Правила обманутой жены - Евгения Халь
Шрифт:
Интервал:
Закладка:
— Вот здесь ты права, Виолочка! — я остановила машину возле ателье. — Если я уйду сейчас, то буду жить, как ночной сторож при чужом складе. Я не могу и не хочу никого напрягать. Более того, не хочу уходить сейчас, потому что не буду знать, что происходит в жизни Димы, которая связана с моей.
— Не только с твоей, шкильда! А ещё и с этой его никейвой, то есть, проституткой.
— В этом все и дело, Виолочка. Адель беременна. И пока не знаю: от Димы или нет?
— Ой, вэй! — Соломоновна схватилась за сердце. — Подожди, тогда я имею до тебя вопрос: а шо это меняет?
— А то, — объяснила я. — Что если ребенок от него, то, скорее, всего, Дима уйдет к ней. Вряд ли Адель оставит свою роскошную богемную квартиру, да еще и прямо над рестораном. И тогда мне не нужно будет никуда уходить. А главное, Сережу он оставит со мной. Зачем ему… — я глубоко вздохнула, пытаясь сдержать слезы, но они все равно хлынули из глаз. — Зачем ему больной ребёнок, когда есть шанс вырастить здорового?
— Кто тебе сказал, что он уйдет? — Соломоновна обхватила меня двумя руками и прижала к себе. — Может, он будет иметь удовольствие и там, и здесь?
— Нет, Соломоновна, ты его не знаешь. Дима не допустит, чтобы там ребенок рос без него. Он будет контролировать всё, чтобы не случилось то, что случилось с Серёжей. Второй раз он такую ошибку не сделает. Я знаю Диму. И тогда мне не придется воевать с ним из-за сына. Ты не понимаешь, в каком страхе я живу много лет! Я же никому и ничего не говорю. Вы все думаете, что я — безвольная дура и тряпка. А Дима может просто забрать Сережу, увезти и спрятать. Он уже один раз сделал это. Кто ему помешает провернуть такое снова?
— За шо ты говоришь? Я ничего за это не знаю, — не поняла Соломоновна.
— Мы тогда жили в Загоринске. Когда с Сережей только случилось это несчастье, Дима страшно злился на меня. Едва сыночка выписали из больницы, переломанного всего, как Дима мне заявил, что увозит Сереженьку от меня. Потому что такая дура, как я, не может растить ребёнка.
— К кому увозит? Куда? — тихо спросила Соломоновна.

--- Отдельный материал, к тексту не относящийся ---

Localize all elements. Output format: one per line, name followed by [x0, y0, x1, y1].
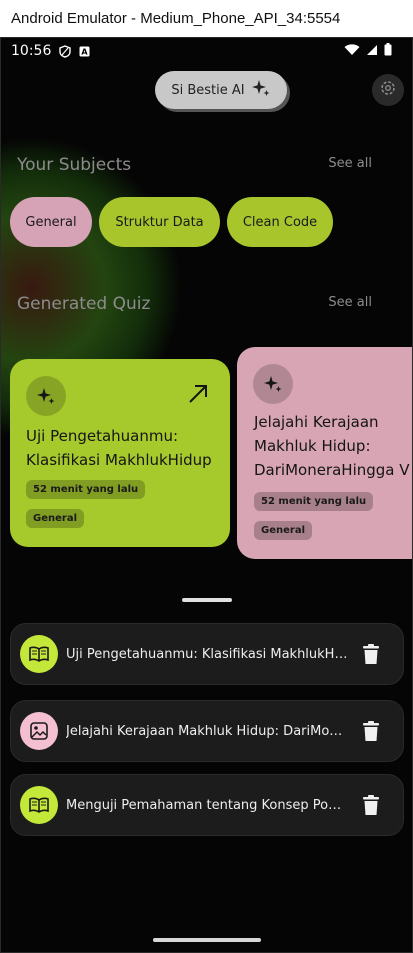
quiz-time-badge: 52 menit yang lalu [254, 492, 374, 511]
sparkle-icon [253, 364, 293, 404]
quiz-card[interactable]: Uji Pengetahuanmu: Klasifikasi MakhlukHi… [10, 359, 230, 547]
quiz-subject-badge: General [26, 509, 84, 528]
book-icon [20, 635, 58, 673]
status-time: 10:56 [11, 43, 52, 59]
subject-chip-clean-code[interactable]: Clean Code [227, 197, 333, 247]
quiz-subject-badge: General [254, 521, 312, 540]
history-list-item[interactable]: Jelajahi Kerajaan Makhluk Hidup: DariMon… [10, 700, 404, 762]
history-list-item[interactable]: Menguji Pemahaman tentang Konsep Pohon [10, 774, 404, 836]
battery-icon [384, 43, 392, 60]
generated-quiz-title: Generated Quiz [17, 294, 151, 314]
book-icon [20, 786, 58, 824]
quiz-see-all-link[interactable]: See all [328, 295, 372, 310]
quiz-card-title-line: Klasifikasi MakhlukHidup [26, 451, 212, 469]
chip-label: General [25, 214, 77, 230]
quiz-card-title-line: DariMoneraHingga V [254, 461, 410, 479]
quiz-card-title-line: Makhluk Hidup: [254, 437, 371, 455]
trash-icon[interactable] [361, 643, 381, 665]
sparkle-icon [251, 78, 271, 102]
trash-icon[interactable] [361, 794, 381, 816]
subject-chip-general[interactable]: General [10, 197, 92, 247]
quiz-card-title: Uji Pengetahuanmu: Klasifikasi MakhlukHi… [26, 424, 212, 472]
quiz-card-title-line: Jelajahi Kerajaan [254, 413, 379, 431]
window-title: Android Emulator - Medium_Phone_API_34:5… [11, 10, 341, 27]
gear-icon [379, 79, 397, 101]
si-bestie-ai-button[interactable]: Si Bestie AI [155, 71, 287, 109]
wifi-icon [344, 43, 360, 60]
status-bar: 10:56 A [1, 38, 412, 64]
phone-screen: 10:56 A Si Bestie AI Your Subjects See a… [0, 37, 413, 953]
arrow-up-right-icon[interactable] [188, 384, 208, 408]
image-icon [20, 712, 58, 750]
gesture-nav-handle[interactable] [153, 938, 261, 942]
sparkle-icon [26, 376, 66, 416]
signal-icon [366, 44, 378, 60]
shield-icon [59, 44, 72, 58]
history-item-title: Menguji Pemahaman tentang Konsep Pohon [66, 797, 348, 813]
quiz-time-badge: 52 menit yang lalu [26, 480, 146, 499]
subject-chip-struktur-data[interactable]: Struktur Data [99, 197, 220, 247]
quiz-card-title-line: Uji Pengetahuanmu: [26, 427, 179, 445]
bestie-label: Si Bestie AI [171, 82, 245, 98]
quiz-card[interactable]: Jelajahi Kerajaan Makhluk Hidup: DariMon… [237, 347, 412, 559]
history-list-item[interactable]: Uji Pengetahuanmu: Klasifikasi MakhlukHi… [10, 623, 404, 685]
history-item-title: Jelajahi Kerajaan Makhluk Hidup: DariMon… [66, 723, 348, 739]
chip-label: Struktur Data [115, 214, 204, 230]
your-subjects-title: Your Subjects [17, 155, 132, 175]
settings-button[interactable] [372, 74, 404, 106]
bottom-sheet-drag-handle[interactable] [182, 598, 232, 602]
trash-icon[interactable] [361, 720, 381, 742]
window-titlebar: Android Emulator - Medium_Phone_API_34:5… [0, 0, 413, 37]
chip-label: Clean Code [242, 214, 318, 230]
svg-text:A: A [82, 47, 89, 56]
quiz-card-title: Jelajahi Kerajaan Makhluk Hidup: DariMon… [254, 410, 410, 482]
subjects-see-all-link[interactable]: See all [328, 156, 372, 171]
history-item-title: Uji Pengetahuanmu: Klasifikasi MakhlukHi… [66, 646, 348, 662]
a-box-icon: A [79, 46, 90, 57]
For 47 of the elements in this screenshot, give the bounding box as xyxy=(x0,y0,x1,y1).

— До сих пор не знаю! Он мне не ответил. Сказал только, что найдет место, где ребёнку хорошо, подальше от меня. Я чуть с ума не сошла, Виолочка! Начала метаться, искать его везде. Поехала к нему на работу и валялась в ногах, чтобы он сыночка вернул. И Дима вернул. И сам вернулся домой. Но где были твои органы опеки? Милиция и прочее? Нигде, Виолочка! Меня никто не слушал! Потому что у него в Загоринске все было схвачено. И в Москве он тоже быстро найдет нужные связи. Если уже не нашел. А мне без Сережи лучше сразу подняться на крышу многоэтажки и броситься вниз головой. Я без него жить не могу! А вы все думаете, что я клуша, дура и все меня жизни учите. Где вы все были, когда я у Димы в ногах валялась, чтобы ребёнка вернул?
Соломоновна заплакала, продолжая крепко обнимать меня.
— Ты мне этого не рассказывала, рыба моя золотая. Почему же ты молчала столько лет?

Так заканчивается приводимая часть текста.